Gurgel solicitou cópia da decisão da Mesa do Senado, que aceitou
recurso de Expedito para que lhe fosse garantido direito de defesa na Comissão
de Constituição e Justiça (CCJ): - Em tese, é
cabível a reclamação, porque há descumprimento
da decisão do STF. O interesse do Ministério Público
sempre será de que as decisões judiciais sejam observadas e
cumpridas.
A Associação dos Magistrados Brasileiros (AMB), em nota, externou
indignação: "O fato de um dos Poderes da República
deixar de cumprir uma decisão legítima, emanada da Corte Maior
do país, não tem precedente na história da democracia
brasileira, e afronta a harmonia e independência que devem existir entre
os Poderes Constituídos".
O presidente do Superior Tribunal de Justiça (STJ), ministro César
Asfor Rocha, também manifestou sua preocupação: - O Senado
não pode desobedecer a uma ordem do STF. Isso poderia acarretar sérias
consequências às nossas instituições.
O líder da bancada do PSDB, Arthur Virgílio está fora
de Brasília.
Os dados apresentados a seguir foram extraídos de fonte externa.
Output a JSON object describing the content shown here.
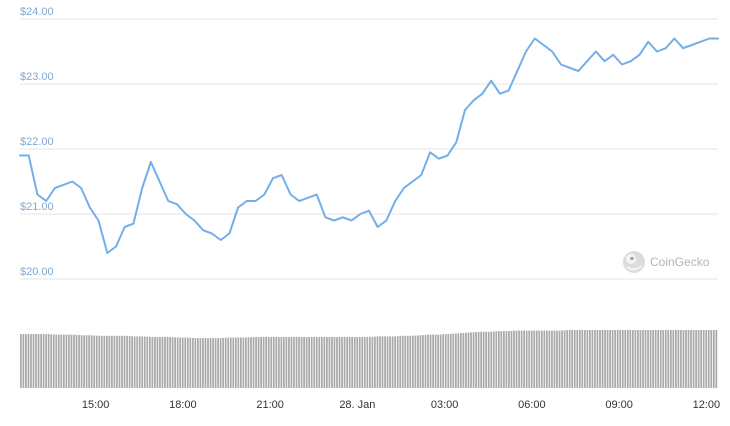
{
  "watermark": {
    "text": "CoinGecko",
    "logo_icon": "gecko-logo-icon"
  },
  "colors": {
    "line": "#72afea",
    "volume": "#a9a9a9",
    "grid": "#e6e6e6",
    "ytick": "#7fa7d6"
  },
  "chart_data": [
    {
      "type": "line",
      "title": "",
      "xlabel": "",
      "ylabel": "",
      "ylim": [
        20.0,
        24.0
      ],
      "y_ticks": [
        "$20.00",
        "$21.00",
        "$22.00",
        "$23.00",
        "$24.00"
      ],
      "y_tick_values": [
        20,
        21,
        22,
        23,
        24
      ],
      "x_ticks": [
        "15:00",
        "18:00",
        "21:00",
        "28. Jan",
        "03:00",
        "06:00",
        "09:00",
        "12:00"
      ],
      "x_tick_hours": [
        15,
        18,
        21,
        24,
        27,
        30,
        33,
        36
      ],
      "xlim_hours": [
        12.4,
        36.4
      ],
      "grid": true,
      "x_unit": "hour of 27 Jan (values past 24 fall on 28 Jan)",
      "x": [
        12.4,
        12.7,
        13.0,
        13.3,
        13.6,
        13.9,
        14.2,
        14.5,
        14.8,
        15.1,
        15.4,
        15.7,
        16.0,
        16.3,
        16.6,
        16.9,
        17.2,
        17.5,
        17.8,
        18.1,
        18.4,
        18.7,
        19.0,
        19.3,
        19.6,
        19.9,
        20.2,
        20.5,
        20.8,
        21.1,
        21.4,
        21.7,
        22.0,
        22.3,
        22.6,
        22.9,
        23.2,
        23.5,
        23.8,
        24.1,
        24.4,
        24.7,
        25.0,
        25.3,
        25.6,
        25.9,
        26.2,
        26.5,
        26.8,
        27.1,
        27.4,
        27.7,
        28.0,
        28.3,
        28.6,
        28.9,
        29.2,
        29.5,
        29.8,
        30.1,
        30.4,
        30.7,
        31.0,
        31.3,
        31.6,
        31.9,
        32.2,
        32.5,
        32.8,
        33.1,
        33.4,
        33.7,
        34.0,
        34.3,
        34.6,
        34.9,
        35.2,
        35.5,
        35.8,
        36.1,
        36.4
      ],
      "series": [
        {
          "values": [
            21.9,
            21.9,
            21.3,
            21.2,
            21.4,
            21.45,
            21.5,
            21.4,
            21.1,
            20.9,
            20.4,
            20.5,
            20.8,
            20.85,
            21.4,
            21.8,
            21.5,
            21.2,
            21.15,
            21.0,
            20.9,
            20.75,
            20.7,
            20.6,
            20.7,
            21.1,
            21.2,
            21.2,
            21.3,
            21.55,
            21.6,
            21.3,
            21.2,
            21.25,
            21.3,
            20.95,
            20.9,
            20.95,
            20.9,
            21.0,
            21.05,
            20.8,
            20.9,
            21.2,
            21.4,
            21.5,
            21.6,
            21.95,
            21.85,
            21.9,
            22.1,
            22.6,
            22.75,
            22.85,
            23.05,
            22.85,
            22.9,
            23.2,
            23.5,
            23.7,
            23.6,
            23.5,
            23.3,
            23.25,
            23.2,
            23.35,
            23.5,
            23.35,
            23.45,
            23.3,
            23.35,
            23.45,
            23.65,
            23.5,
            23.55,
            23.7,
            23.55,
            23.6,
            23.65,
            23.7,
            23.7
          ]
        }
      ]
    },
    {
      "type": "bar",
      "title": "",
      "x_unit": "hour of 27 Jan (values past 24 fall on 28 Jan)",
      "relative_volume": [
        0.93,
        0.93,
        0.93,
        0.93,
        0.92,
        0.92,
        0.92,
        0.91,
        0.91,
        0.9,
        0.9,
        0.9,
        0.9,
        0.89,
        0.89,
        0.88,
        0.88,
        0.88,
        0.87,
        0.87,
        0.86,
        0.86,
        0.86,
        0.86,
        0.87,
        0.87,
        0.87,
        0.88,
        0.88,
        0.88,
        0.88,
        0.88,
        0.88,
        0.88,
        0.88,
        0.88,
        0.88,
        0.88,
        0.88,
        0.88,
        0.88,
        0.89,
        0.89,
        0.89,
        0.9,
        0.9,
        0.91,
        0.92,
        0.92,
        0.93,
        0.94,
        0.95,
        0.96,
        0.97,
        0.97,
        0.98,
        0.98,
        0.99,
        0.99,
        0.99,
        0.99,
        0.99,
        0.99,
        1.0,
        1.0,
        1.0,
        1.0,
        1.0,
        1.0,
        1.0,
        1.0,
        1.0,
        1.0,
        1.0,
        1.0,
        1.0,
        1.0,
        1.0,
        1.0,
        1.0,
        1.0
      ]
    }
  ]
}
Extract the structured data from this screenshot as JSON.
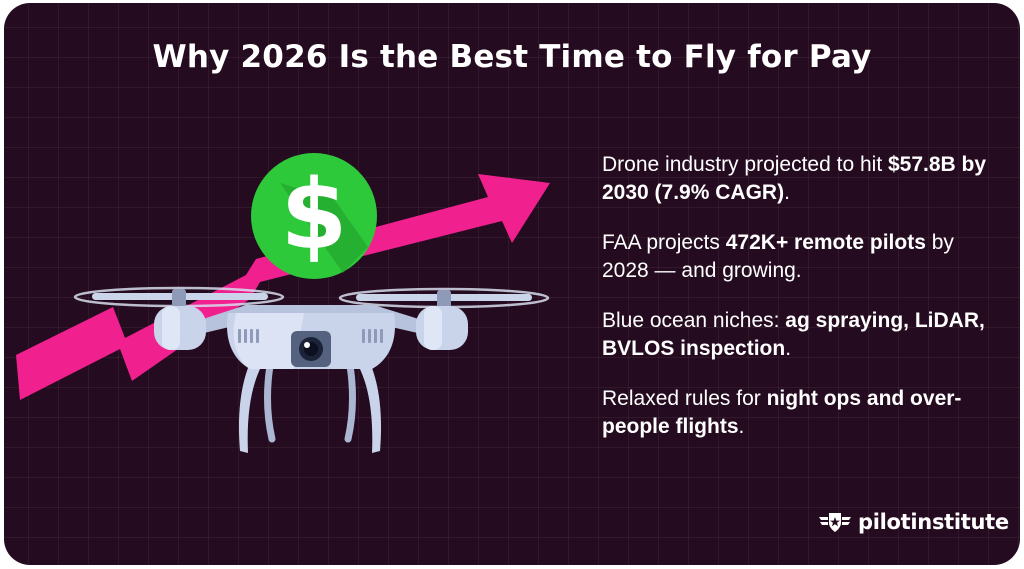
{
  "title": "Why 2026 Is the Best Time to Fly for Pay",
  "points": [
    {
      "text": "Drone industry projected to hit ",
      "bold": "$57.8B by 2030 (7.9% CAGR)",
      "after": "."
    },
    {
      "text": "FAA projects ",
      "bold": "472K+ remote pilots",
      "after": " by 2028 — and growing."
    },
    {
      "text": "Blue ocean niches: ",
      "bold": "ag spraying, LiDAR, BVLOS inspection",
      "after": "."
    },
    {
      "text": "Relaxed rules for ",
      "bold": "night ops and over-people flights",
      "after": "."
    }
  ],
  "coin_symbol": "$",
  "brand": {
    "name": "pilotinstitute",
    "icon": "winged-star-shield-icon"
  },
  "colors": {
    "background": "#250b1f",
    "arrow": "#f0208f",
    "coin": "#2ec93a",
    "drone_body": "#c9d4ea",
    "text": "#ffffff"
  }
}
E o presidente nacional do PSDB, senador Sérgio
Guerra (PE), não quis entrar no mérito da decisão da
Mesa.
Ontem, o PDT, partido de Gurgacz entrou com reclamação no
Supremo para exigir o cumprimento imediato da determinação da
própria Corte. O caso foi para as mãos do ministro Ricardo Lewandowski,
a quem caberá conceder ou não liminar.